On 06/12/2017 05:31 PM, Arafel wrote:
Hi,
I've found a strange problem, and I'm not sure if it's a bug. To give a
bit of background, I'm implementing a multi-threaded producer-consumer
where the next work item to be picked depends not only on the "waiting
queue", but also on what else is being run (and potentially where) at
the same moment, so things like "sort"'ing the queue won't probably
work, because I don't think you use a delegate as a predicate for "sort"
(that's what I think it would be needed to get the extra context
information).
The idea here is that the "chooser" function returns the *index* of the
work item to be picked.
So, the reduced problem looks like this (I've removed the extra
information about the running jobs to make the example simpler):
```
enum defaultChooser(T) = function size_t(T[] queue) {
return 0;
};
struct S(T, size_t function(T[]) chooser = defaultChooser!T) {
}
void main() {
S!int s;
}
```
this fails and I get this:
Error: template instance S!int does not match template declaration
S(T, ulong function(T[]) chooser = defaultChooser!T)
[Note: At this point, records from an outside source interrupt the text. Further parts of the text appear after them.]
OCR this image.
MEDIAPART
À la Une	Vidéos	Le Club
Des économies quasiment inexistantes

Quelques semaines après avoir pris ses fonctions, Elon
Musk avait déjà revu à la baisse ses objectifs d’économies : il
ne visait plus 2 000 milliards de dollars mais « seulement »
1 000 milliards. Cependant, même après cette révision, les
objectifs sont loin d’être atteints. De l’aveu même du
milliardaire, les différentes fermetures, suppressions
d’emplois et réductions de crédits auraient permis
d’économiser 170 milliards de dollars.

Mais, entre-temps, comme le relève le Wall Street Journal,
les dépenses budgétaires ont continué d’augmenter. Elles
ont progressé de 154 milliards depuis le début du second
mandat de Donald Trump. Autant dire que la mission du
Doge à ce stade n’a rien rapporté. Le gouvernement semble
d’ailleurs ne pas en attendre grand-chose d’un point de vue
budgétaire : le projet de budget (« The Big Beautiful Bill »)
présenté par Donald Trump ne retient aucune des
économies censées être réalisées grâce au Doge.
If instead of returning the index the actual item is returned, it works!
```
enum defaultChooser(T) = function T(T[] queue) {
return queue[0];
};
struct S(T, T function(T[]) chooser = defaultChooser!T) {
}
void main() {
S!int s;
}
```
As you can see, the only change is the type the function returns, but I
don't see how it should make any difference.
Also, changing from "enum" to "static immutable", or even removing the
"enum" and directly embedding the function literal doesn't seem to make
any difference.
Any ideas on what might be going on??
Even more strange:
```
enum defaultChooser(T) = function size_t(T[] queue) {
return 0;
};
static assert (is (typeof(defaultChooser!int) == size_t function(int[]
queue) pure nothrow @nogc @safe));
struct S(T, size_t function(T[] queue) pure nothrow @nogc @safe chooser) {
}
void main() {
S!(int, defaultChooser!int) s;
}
```
The static assert passes (tried with the wrong values), yet I get this
error message:
Error: template instance S!(int, function ulong(int[] queue) => 0LU) does not match template declaration S(T, ulong function(T[] queue) pure nothrow @nogc @safe chooser)
Am I missing something fundamental? But then, why does it work if I
change the return type in the template parameter?